Great Blacks in Wax
It’s hard to believe that my time in Baltimore is less than two weeks now. Strangely enough I feel really in control, and I’m still enjoying every moment and trying to check the few remaining things off my Baltimore “to do” list. So last Friday, on a rainy afternoon, I decided to take advantage of having access to a car and check out the National Great Blacks in Wax Museum (sadly it’s in a neighborhood you don’t want to walk to).
It was really one of the more touching museums I’ve ever been to. After having visited the Native American Museum on the National Mall a few weeks ago, and feeling completely overloaded by all the graphics and flash and dash and overall sensory overload, I very much appreciated the simplicity of this museum.
There were so many “characters” that I remembered reading about and studying in elementary and high school, so it was a good reminder in adulthood to revisit their stories and the roles they’ve played in history. [Harriet Tubman and a scene from the Underground Railroad pictured above].
As a graphic designer who often works on signage projects, I even embraced the 8.5 x 11″ xerox print outs, poor typographic layouts (lots of centering) and inconsistent labeling throughout the museum. In a world that it so digital, I much preferred the “old school” lack of flash and dash character of the museum’s exhibits. It only seemed appropriate.
As you enter the museum you go down a set of stairs and into a slave ship. There’s something about seeing the wax figures and bodies with no space in between them, accompanied by the stories that is more powerful than watching a movie. There’s even a story of slaves being raped – a reality that I was never taught in school. And deeper in the museum there’s an entire room downstairs (recommended for visitors over the age of 13) all about lynching. I very much appreciated that they don’t try to sugar coat history.

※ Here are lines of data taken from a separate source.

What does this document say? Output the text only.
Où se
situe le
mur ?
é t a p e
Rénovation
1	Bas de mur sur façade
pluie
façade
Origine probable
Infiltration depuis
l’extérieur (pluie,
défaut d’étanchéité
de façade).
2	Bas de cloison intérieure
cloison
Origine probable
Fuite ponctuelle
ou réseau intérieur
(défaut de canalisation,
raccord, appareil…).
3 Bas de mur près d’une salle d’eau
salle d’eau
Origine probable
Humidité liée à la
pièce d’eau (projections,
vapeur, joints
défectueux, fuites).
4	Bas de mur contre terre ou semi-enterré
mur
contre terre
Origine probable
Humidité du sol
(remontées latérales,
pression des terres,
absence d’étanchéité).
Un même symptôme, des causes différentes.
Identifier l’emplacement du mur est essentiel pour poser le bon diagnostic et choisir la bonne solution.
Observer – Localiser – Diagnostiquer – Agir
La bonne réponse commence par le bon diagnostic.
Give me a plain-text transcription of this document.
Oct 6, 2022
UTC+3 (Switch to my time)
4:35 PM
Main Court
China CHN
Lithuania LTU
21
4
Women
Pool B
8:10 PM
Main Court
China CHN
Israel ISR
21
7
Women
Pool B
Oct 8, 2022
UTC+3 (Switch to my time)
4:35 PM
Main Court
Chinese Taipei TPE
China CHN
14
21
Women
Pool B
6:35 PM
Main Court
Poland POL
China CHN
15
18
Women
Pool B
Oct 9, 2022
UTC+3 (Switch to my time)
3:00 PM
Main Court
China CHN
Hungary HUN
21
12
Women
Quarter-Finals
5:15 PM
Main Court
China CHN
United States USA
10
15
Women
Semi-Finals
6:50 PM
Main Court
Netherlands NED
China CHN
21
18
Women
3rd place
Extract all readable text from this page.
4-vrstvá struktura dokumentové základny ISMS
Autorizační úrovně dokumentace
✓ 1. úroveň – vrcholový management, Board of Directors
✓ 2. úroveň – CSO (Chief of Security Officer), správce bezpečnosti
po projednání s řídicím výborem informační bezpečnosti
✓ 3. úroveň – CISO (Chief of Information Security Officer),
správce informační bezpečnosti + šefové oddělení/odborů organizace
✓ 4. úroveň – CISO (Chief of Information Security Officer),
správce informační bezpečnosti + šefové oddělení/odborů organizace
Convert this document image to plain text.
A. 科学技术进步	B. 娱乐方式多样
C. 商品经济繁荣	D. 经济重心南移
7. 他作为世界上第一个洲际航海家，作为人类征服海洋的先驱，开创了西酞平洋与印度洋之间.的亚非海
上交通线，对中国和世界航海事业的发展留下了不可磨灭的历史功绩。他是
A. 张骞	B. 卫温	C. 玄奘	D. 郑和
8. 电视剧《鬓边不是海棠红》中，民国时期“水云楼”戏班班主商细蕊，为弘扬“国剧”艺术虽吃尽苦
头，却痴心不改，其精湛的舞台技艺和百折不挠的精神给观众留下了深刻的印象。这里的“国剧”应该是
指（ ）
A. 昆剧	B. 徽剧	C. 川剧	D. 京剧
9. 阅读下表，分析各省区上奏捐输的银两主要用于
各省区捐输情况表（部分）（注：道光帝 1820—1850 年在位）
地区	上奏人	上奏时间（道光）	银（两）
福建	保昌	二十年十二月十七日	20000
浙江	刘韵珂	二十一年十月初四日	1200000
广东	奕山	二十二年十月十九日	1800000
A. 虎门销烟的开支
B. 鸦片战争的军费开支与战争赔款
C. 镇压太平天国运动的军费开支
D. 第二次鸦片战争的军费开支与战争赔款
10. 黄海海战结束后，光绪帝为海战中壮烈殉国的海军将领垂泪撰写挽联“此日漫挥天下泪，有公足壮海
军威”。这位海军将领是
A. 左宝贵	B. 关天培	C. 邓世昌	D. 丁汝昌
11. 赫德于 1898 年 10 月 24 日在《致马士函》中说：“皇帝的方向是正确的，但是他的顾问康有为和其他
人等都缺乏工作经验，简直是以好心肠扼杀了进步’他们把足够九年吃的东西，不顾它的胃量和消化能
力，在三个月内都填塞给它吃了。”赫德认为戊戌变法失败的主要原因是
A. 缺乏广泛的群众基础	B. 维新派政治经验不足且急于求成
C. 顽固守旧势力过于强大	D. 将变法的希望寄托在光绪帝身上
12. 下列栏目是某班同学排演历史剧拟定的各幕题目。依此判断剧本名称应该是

And as you weave your way from scene to scene you’re reminded of names you know, and others you may not know (but still benefit from their contribution to history). [Malcolm X above, Fubu below].
You literally take a trip from the time of slavery to Obama as president. While I’m disappointed I never visited this museum until now, I’m glad I was able to visit with the latest chapter to close the book (for now at least).